In practice, many patients start on an ACE inhibitor or a standalone ARB and then transition to sacubitril/valsartan once they’re stable. That transition requires a 36-hour gap between stopping the old medication and starting the new one, which takes some planning but is straightforward for most outpatients.
For patients who can’t tolerate sacubitril/valsartan or ACE inhibitors, a standalone ARB remains a well-supported option. The three ARBs with the most evidence in heart failure are candesartan, valsartan, and losartan. Each starts at a low dose and is gradually increased toward a target: candesartan from 4 to 8 mg daily up to 32 mg daily, valsartan from 20 to 40 mg twice daily up to 160 mg twice daily, and losartan from 25 to 50 mg daily up to 50 to 150 mg daily.

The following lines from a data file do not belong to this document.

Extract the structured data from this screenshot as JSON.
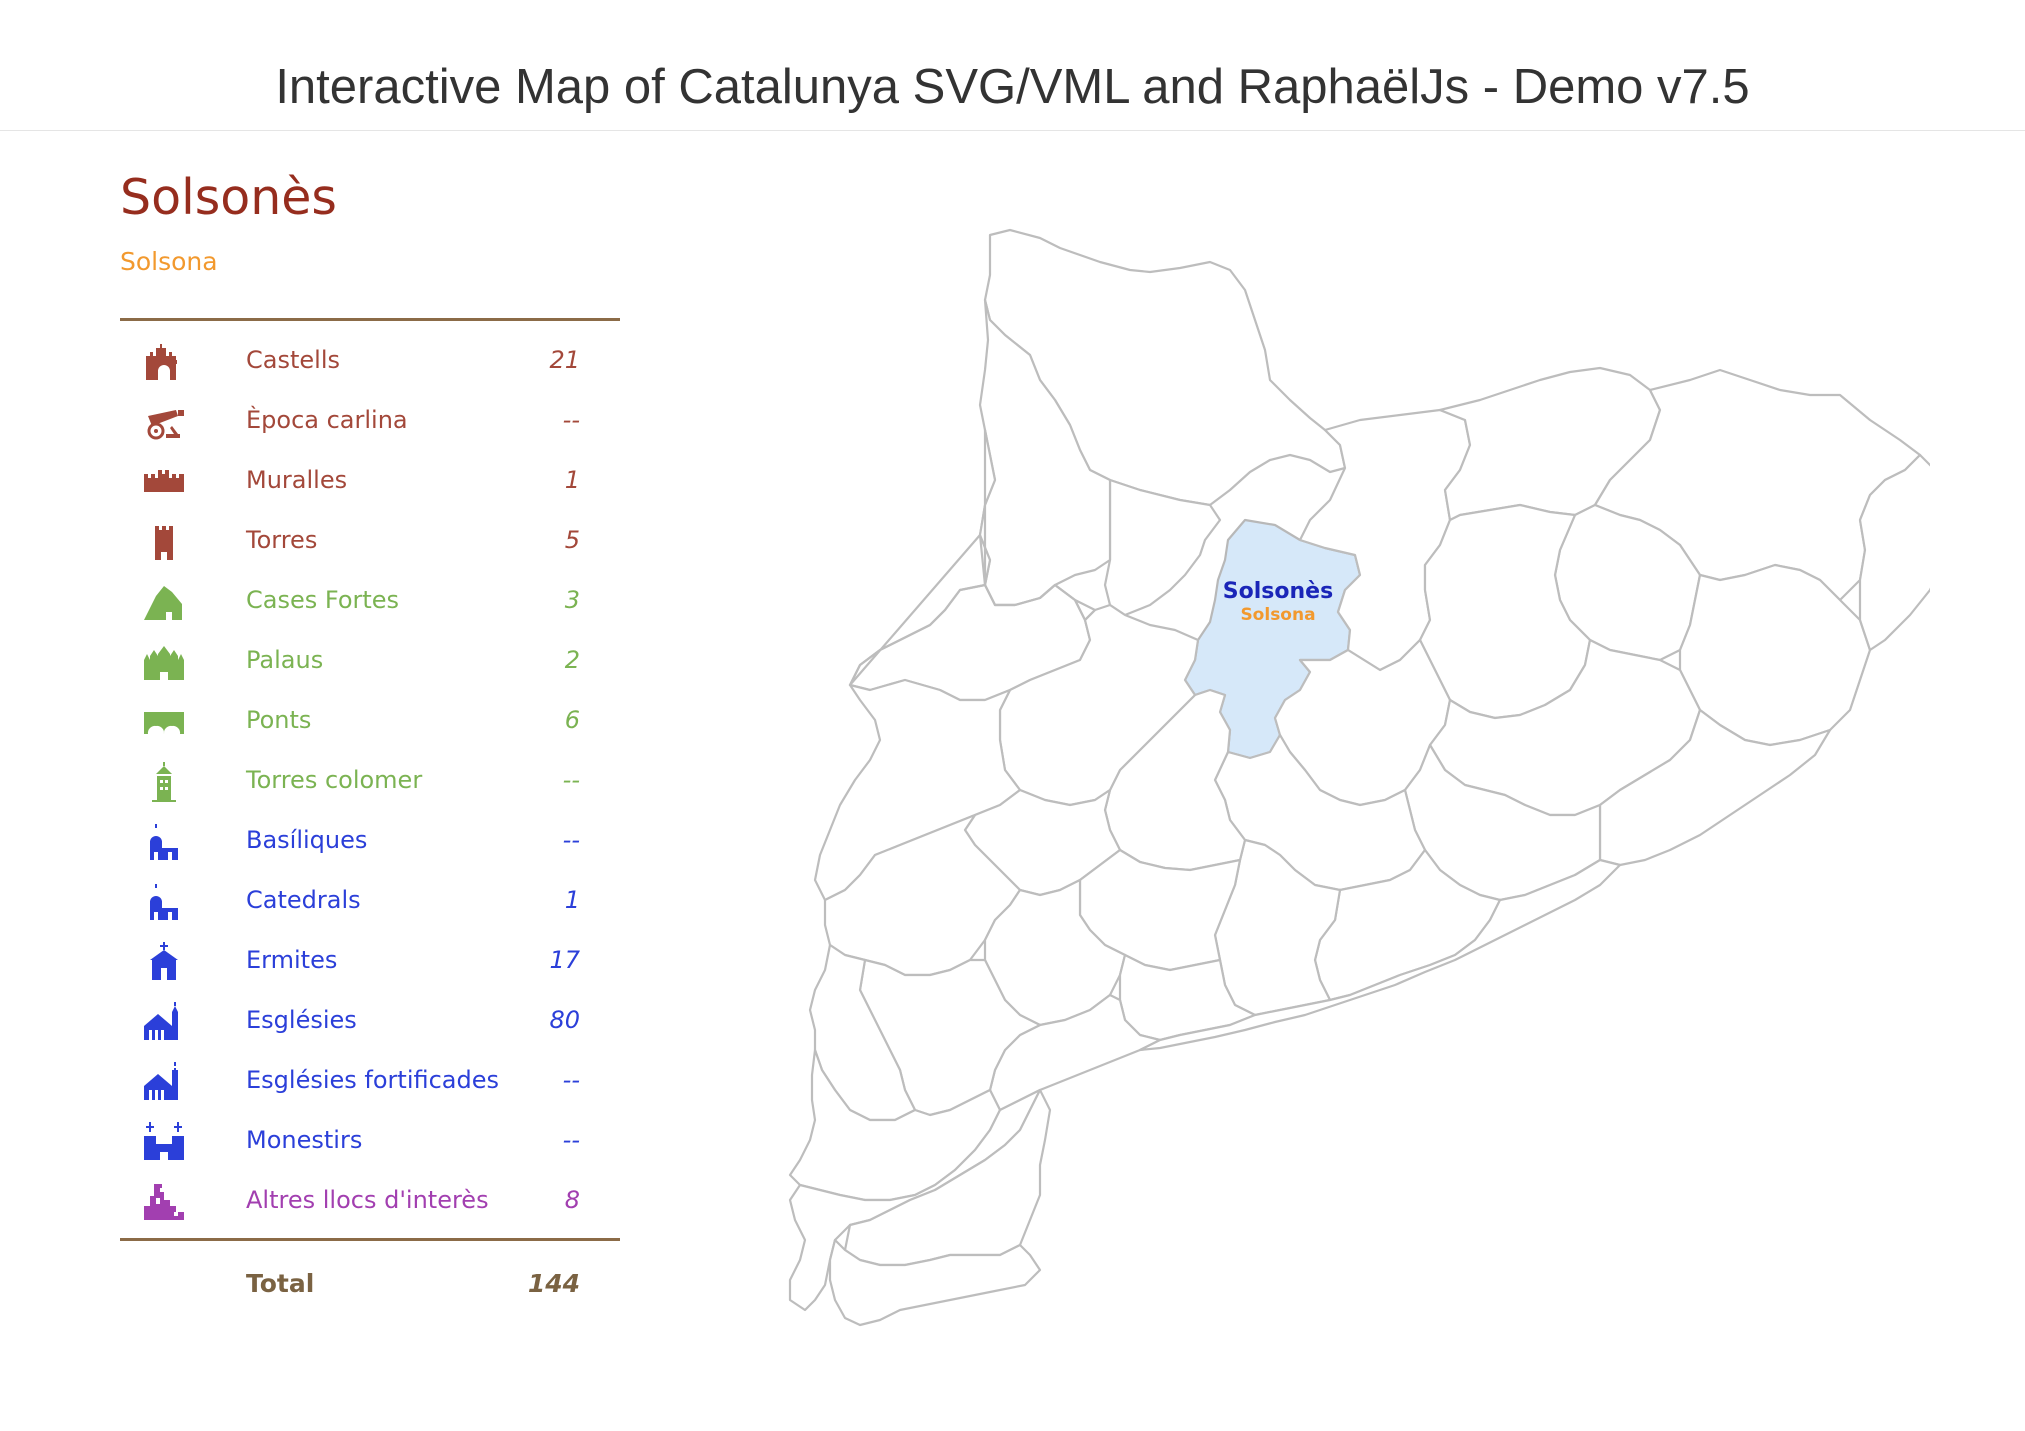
{
  "header": {
    "title": "Interactive Map of Catalunya SVG/VML and RaphaëlJs - Demo v7.5"
  },
  "panel": {
    "region": "Solsonès",
    "capital": "Solsona",
    "rows": [
      {
        "label": "Castells",
        "count": "21",
        "color": "#a3483a",
        "icon": "castle-icon"
      },
      {
        "label": "Època carlina",
        "count": "--",
        "color": "#a3483a",
        "icon": "cannon-icon"
      },
      {
        "label": "Muralles",
        "count": "1",
        "color": "#a3483a",
        "icon": "wall-icon"
      },
      {
        "label": "Torres",
        "count": "5",
        "color": "#a3483a",
        "icon": "tower-icon"
      },
      {
        "label": "Cases Fortes",
        "count": "3",
        "color": "#7bb352",
        "icon": "fortified-house-icon"
      },
      {
        "label": "Palaus",
        "count": "2",
        "color": "#7bb352",
        "icon": "palace-icon"
      },
      {
        "label": "Ponts",
        "count": "6",
        "color": "#7bb352",
        "icon": "bridge-icon"
      },
      {
        "label": "Torres colomer",
        "count": "--",
        "color": "#7bb352",
        "icon": "dovecote-icon"
      },
      {
        "label": "Basíliques",
        "count": "--",
        "color": "#2b3fd9",
        "icon": "basilica-icon"
      },
      {
        "label": "Catedrals",
        "count": "1",
        "color": "#2b3fd9",
        "icon": "cathedral-icon"
      },
      {
        "label": "Ermites",
        "count": "17",
        "color": "#2b3fd9",
        "icon": "hermitage-icon"
      },
      {
        "label": "Esglésies",
        "count": "80",
        "color": "#2b3fd9",
        "icon": "church-icon"
      },
      {
        "label": "Esglésies fortificades",
        "count": "--",
        "color": "#2b3fd9",
        "icon": "fortified-church-icon"
      },
      {
        "label": "Monestirs",
        "count": "--",
        "color": "#2b3fd9",
        "icon": "monastery-icon"
      },
      {
        "label": "Altres llocs d'interès",
        "count": "8",
        "color": "#a23fb0",
        "icon": "other-places-icon"
      }
    ],
    "total_label": "Total",
    "total_count": "144"
  },
  "map": {
    "selected_region": "Solsonès",
    "selected_capital": "Solsona",
    "highlight_color": "#d6e8f9"
  }
}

Side Effects and Monitoring
Because ARBs reduce the pressure inside the kidneys’ filtering units, they can cause a temporary bump in creatinine (a marker of kidney function). A rise of up to 20% is generally considered a normal, expected response rather than a sign of kidney damage. Your care team will typically check kidney function and potassium levels within days to two weeks of starting the medication or changing the dose. Once you’re stable, monitoring drops to roughly every six months.

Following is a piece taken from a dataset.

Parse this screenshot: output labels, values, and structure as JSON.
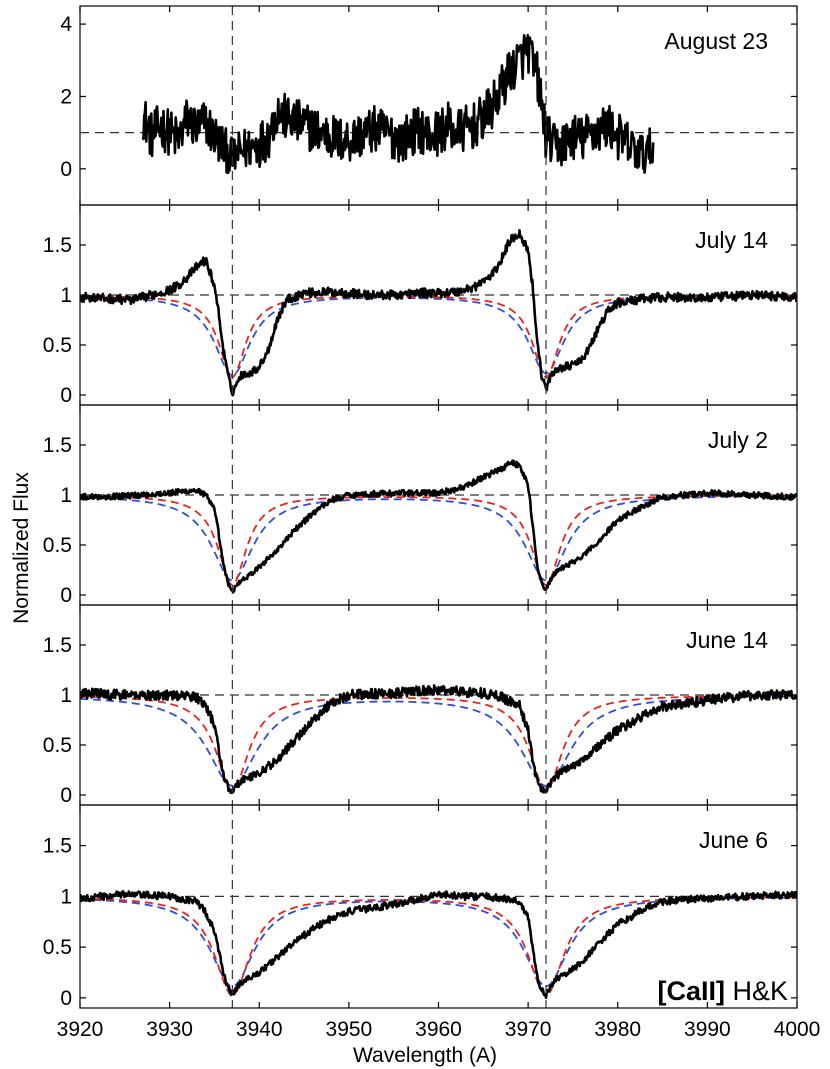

Elevated potassium is the other key concern. By blocking aldosterone’s effects, ARBs reduce the kidney’s ability to excrete potassium. This is usually manageable but requires monitoring, especially if you’re also taking other medications that raise potassium levels. ARBs are generally avoided in people with bilateral renal artery stenosis (narrowing of the arteries feeding both kidneys), since these patients depend heavily on angiotensin II to maintain kidney filtration. Blocking it in that setting can cause a sharp decline in kidney function. Pregnancy is an absolute contraindication, as ARBs can cause serious harm to a developing fetus.